Жара еще больше смягчилась, а небо, совсем недавно бывшее желтым, окрасилось в свойственный ему темно-синий цвет, по которому протянулись тонкие белые нитки облаков. Солнечный диск покраснел, опустился ниже, но все еще лил на пустыню зыбкий, пульсирующий жар. Он с трудом вспомнил — в те редкие дни, когда наверху, у Иерусалима, идет дождь, пустыня преображается, и по ее ущельям текут бурные потоки воды, после которых она вся покрывается нежной зеленью. Дождь…
Дождь мог стать тем самым чудом и спасению, о котором он и не мечтал уже, но не стоило надеяться, что тут же, в миг, вода польется с неба. Прохладный успокаивающий ветерок — вот и все, что он мог получить, и ни одного облачка. Ничего. Пустыня оставалось пустыней, безмолвной и безжизненной. «Я не могу здесь оставаться. Не могу… Я должен идти… Должен… идти… Не поддаваться».

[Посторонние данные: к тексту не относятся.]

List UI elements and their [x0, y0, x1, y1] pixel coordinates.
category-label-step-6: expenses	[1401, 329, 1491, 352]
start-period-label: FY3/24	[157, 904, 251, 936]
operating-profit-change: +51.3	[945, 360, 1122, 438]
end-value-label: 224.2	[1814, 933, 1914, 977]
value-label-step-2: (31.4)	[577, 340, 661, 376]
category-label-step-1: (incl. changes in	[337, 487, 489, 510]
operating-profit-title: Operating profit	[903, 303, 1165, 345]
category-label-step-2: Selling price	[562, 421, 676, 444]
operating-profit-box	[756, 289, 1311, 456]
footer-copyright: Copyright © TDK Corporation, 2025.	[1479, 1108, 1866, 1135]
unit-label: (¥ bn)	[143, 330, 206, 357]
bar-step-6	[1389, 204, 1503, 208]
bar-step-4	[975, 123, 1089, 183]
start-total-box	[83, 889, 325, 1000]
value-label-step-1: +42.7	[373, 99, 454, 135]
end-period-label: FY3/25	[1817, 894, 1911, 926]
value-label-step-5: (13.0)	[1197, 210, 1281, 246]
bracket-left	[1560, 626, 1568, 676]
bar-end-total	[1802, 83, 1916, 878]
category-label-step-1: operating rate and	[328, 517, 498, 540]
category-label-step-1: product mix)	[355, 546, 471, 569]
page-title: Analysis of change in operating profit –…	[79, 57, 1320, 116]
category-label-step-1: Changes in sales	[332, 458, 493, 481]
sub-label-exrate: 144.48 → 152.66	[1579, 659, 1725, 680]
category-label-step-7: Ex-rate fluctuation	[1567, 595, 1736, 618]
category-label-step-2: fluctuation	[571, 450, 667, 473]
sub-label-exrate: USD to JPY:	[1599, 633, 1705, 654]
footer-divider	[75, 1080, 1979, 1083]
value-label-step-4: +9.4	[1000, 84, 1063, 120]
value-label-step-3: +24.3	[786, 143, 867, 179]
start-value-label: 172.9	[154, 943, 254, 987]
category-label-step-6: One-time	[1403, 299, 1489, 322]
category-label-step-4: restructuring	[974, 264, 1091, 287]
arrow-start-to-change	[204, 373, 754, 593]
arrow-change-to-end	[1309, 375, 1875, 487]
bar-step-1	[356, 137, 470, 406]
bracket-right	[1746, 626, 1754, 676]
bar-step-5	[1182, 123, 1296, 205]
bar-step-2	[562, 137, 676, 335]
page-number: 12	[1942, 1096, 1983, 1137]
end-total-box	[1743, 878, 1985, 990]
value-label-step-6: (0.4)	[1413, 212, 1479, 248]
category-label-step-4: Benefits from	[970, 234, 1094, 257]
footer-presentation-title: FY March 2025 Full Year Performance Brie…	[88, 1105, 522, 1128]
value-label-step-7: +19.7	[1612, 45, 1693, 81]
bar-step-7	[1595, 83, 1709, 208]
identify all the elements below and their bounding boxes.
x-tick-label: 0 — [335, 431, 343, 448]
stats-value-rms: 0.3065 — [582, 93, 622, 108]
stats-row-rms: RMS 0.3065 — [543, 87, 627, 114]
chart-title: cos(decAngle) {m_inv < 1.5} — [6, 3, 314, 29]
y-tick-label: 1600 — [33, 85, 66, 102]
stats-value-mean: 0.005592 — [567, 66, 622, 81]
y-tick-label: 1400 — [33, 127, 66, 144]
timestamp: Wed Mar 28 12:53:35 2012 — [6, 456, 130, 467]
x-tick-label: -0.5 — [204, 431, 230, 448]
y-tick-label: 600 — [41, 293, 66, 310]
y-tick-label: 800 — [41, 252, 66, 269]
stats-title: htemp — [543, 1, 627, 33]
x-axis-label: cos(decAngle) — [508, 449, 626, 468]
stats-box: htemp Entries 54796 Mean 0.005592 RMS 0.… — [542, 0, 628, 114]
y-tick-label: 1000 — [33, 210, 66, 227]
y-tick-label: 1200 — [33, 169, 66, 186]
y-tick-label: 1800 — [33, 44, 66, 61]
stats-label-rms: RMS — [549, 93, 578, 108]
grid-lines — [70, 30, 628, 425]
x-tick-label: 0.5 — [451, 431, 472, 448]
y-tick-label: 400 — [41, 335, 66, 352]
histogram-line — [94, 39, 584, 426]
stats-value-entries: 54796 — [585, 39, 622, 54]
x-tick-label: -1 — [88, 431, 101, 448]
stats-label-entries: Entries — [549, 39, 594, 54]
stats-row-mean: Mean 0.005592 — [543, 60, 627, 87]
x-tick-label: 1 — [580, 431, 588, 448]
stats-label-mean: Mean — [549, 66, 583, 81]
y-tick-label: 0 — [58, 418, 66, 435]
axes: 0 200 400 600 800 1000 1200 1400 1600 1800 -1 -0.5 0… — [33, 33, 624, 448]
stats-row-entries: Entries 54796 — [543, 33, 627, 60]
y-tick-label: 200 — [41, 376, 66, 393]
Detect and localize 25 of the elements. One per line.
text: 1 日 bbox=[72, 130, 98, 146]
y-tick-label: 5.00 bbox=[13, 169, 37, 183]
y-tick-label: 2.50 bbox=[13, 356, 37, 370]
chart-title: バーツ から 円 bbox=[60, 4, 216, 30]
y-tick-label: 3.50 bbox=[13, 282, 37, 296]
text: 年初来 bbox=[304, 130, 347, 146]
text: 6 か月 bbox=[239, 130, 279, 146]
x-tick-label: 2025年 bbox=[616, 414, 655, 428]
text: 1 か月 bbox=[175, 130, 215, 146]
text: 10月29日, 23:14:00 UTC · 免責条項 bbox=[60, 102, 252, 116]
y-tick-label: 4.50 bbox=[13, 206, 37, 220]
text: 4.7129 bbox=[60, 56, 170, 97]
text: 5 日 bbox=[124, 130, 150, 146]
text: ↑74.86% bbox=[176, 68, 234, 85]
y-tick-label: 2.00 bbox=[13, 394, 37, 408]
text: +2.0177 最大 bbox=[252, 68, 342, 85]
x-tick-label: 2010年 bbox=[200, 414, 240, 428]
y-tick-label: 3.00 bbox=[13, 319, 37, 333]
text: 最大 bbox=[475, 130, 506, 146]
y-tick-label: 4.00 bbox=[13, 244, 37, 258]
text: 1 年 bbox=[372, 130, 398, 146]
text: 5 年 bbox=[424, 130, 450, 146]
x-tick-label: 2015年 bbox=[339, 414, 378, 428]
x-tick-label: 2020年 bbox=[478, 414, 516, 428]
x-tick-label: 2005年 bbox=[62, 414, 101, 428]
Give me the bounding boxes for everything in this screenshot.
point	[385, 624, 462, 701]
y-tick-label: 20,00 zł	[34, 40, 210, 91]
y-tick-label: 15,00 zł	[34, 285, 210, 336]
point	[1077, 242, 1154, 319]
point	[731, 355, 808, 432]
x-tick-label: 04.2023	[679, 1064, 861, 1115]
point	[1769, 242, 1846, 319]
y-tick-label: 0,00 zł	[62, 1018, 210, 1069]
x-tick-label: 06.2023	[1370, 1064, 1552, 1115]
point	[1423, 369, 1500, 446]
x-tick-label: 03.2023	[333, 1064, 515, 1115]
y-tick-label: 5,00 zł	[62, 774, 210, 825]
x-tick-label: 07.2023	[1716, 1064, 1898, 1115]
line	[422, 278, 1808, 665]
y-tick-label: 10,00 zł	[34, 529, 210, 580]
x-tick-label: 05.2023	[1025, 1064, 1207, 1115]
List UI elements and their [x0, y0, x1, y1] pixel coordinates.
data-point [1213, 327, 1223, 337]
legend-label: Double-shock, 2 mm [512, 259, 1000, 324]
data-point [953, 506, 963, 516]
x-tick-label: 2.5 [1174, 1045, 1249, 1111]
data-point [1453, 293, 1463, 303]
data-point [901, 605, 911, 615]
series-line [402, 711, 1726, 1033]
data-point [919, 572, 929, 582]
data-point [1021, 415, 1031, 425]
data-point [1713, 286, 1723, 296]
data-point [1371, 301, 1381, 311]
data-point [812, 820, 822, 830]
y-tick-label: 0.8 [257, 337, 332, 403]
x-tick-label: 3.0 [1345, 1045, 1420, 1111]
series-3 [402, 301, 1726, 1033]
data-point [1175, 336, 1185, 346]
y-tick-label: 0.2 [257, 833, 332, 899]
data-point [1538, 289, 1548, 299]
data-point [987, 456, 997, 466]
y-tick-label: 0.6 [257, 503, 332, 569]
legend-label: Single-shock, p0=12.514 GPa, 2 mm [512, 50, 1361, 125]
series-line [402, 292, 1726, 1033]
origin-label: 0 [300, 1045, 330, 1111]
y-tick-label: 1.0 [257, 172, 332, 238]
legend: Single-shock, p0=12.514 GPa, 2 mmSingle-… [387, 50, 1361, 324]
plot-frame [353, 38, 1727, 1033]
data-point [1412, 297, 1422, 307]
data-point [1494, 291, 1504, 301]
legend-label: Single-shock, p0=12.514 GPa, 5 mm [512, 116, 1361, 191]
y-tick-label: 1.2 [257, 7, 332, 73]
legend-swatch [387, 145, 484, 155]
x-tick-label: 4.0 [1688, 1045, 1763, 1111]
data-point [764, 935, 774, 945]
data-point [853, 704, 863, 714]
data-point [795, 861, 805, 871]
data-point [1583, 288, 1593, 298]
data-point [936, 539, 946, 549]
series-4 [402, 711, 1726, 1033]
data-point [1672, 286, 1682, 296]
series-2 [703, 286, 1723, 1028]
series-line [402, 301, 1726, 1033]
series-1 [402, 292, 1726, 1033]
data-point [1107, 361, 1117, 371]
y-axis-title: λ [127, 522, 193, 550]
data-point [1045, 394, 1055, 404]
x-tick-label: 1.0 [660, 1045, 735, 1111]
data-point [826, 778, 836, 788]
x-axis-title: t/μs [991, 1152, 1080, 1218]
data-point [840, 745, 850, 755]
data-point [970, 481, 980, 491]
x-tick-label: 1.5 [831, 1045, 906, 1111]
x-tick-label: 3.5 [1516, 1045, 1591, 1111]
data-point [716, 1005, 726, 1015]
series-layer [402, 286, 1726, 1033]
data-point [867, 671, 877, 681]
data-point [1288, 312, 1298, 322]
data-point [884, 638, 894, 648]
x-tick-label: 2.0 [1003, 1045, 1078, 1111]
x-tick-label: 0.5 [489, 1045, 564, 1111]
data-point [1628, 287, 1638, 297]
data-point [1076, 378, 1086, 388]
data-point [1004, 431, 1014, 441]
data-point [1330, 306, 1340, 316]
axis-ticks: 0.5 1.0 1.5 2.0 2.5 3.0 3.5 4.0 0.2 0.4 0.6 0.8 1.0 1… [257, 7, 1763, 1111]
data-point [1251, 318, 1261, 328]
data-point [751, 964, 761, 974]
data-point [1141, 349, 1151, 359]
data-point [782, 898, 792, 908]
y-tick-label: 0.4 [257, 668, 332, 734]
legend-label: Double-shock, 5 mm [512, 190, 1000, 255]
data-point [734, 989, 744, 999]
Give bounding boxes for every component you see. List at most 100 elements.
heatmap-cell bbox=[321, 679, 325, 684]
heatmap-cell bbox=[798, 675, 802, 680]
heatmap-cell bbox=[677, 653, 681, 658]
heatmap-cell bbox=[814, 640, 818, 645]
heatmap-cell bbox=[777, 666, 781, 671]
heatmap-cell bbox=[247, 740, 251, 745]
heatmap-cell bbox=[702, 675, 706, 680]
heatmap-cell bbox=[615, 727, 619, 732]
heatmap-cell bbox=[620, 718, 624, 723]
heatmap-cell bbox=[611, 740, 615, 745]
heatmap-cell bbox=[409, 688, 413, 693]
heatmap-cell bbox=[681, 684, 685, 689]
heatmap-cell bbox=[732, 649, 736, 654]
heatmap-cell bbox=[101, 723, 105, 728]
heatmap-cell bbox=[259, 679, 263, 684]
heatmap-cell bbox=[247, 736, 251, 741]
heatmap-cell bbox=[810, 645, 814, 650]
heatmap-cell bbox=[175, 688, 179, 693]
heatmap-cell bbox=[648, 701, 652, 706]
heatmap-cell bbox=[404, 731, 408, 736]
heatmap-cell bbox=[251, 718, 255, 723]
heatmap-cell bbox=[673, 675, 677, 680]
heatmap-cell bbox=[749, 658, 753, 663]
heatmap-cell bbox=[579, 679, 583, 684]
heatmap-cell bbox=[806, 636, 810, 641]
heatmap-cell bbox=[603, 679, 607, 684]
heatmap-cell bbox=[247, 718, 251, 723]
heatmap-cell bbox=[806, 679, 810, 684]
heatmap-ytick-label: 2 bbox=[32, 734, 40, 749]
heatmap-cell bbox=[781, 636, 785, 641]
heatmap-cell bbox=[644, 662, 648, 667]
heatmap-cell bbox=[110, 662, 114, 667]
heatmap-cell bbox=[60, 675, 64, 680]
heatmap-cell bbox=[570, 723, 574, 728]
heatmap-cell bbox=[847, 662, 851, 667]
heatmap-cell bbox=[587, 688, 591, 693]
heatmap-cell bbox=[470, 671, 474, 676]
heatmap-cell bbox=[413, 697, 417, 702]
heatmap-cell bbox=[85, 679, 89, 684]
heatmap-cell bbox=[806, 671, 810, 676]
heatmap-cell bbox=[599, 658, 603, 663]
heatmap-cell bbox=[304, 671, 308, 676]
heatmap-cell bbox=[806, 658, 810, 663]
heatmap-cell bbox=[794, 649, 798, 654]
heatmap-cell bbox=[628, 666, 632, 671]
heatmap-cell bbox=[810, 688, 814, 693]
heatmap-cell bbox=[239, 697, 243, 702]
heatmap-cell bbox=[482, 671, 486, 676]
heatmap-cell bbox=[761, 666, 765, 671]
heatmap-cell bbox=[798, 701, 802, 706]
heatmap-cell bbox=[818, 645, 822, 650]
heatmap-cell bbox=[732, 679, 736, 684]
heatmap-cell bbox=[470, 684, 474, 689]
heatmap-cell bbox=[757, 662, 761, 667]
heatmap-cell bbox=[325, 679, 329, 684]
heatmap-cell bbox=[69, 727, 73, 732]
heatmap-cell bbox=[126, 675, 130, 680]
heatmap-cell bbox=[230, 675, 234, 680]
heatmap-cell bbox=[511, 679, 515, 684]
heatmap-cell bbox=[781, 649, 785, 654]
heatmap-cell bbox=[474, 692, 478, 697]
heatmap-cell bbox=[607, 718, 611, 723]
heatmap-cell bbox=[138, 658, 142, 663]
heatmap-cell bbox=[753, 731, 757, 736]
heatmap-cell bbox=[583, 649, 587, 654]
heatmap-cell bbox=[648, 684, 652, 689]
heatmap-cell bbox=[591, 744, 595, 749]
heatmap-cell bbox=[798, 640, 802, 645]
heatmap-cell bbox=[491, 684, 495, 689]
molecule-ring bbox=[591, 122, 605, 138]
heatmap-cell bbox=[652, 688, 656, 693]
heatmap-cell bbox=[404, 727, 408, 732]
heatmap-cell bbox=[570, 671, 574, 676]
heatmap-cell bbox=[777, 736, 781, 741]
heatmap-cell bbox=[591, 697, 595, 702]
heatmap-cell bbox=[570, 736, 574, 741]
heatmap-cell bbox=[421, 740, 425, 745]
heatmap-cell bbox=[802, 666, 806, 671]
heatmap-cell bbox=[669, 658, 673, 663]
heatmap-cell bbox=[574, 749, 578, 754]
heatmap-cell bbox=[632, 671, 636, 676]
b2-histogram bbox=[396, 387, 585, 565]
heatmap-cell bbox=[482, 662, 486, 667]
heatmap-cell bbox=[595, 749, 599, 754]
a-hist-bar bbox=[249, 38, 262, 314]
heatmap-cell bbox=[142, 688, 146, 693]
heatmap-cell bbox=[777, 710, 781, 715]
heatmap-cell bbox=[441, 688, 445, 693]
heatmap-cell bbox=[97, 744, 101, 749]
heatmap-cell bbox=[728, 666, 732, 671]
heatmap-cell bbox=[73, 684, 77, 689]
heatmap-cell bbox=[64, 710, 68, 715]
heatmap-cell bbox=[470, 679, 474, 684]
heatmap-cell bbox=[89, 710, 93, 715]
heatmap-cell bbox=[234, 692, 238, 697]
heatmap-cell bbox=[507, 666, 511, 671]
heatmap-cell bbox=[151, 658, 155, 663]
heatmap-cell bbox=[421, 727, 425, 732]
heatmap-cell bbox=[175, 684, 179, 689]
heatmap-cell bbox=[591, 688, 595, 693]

И вновь он попробовал подняться, но его схватили судороги, началось сразу же головокружение, настолько сильное, что снова пришлось лечь. Бессилие и одиночество — вот единственные его помощники здесь…
Он продолжал лежать, собираясь с силами. А время шло, и явно не прибавляло ему дополнительных сил, а более того, отнимал их всё больше и больше. Отнимало то, чего и так уже не осталось.
Смеркалось довольно быстро. Солнце опустилось к зубчатому, рваному горизонту. Вместе с сумерками надвигался холод. Вначале это было приятно, прохлада успокаивала обожженную кожу. Однако вскоре стало гораздо холоднее, и солнце полностью скрылось за горизонтом, и моментально на пустыню опустилась тьма.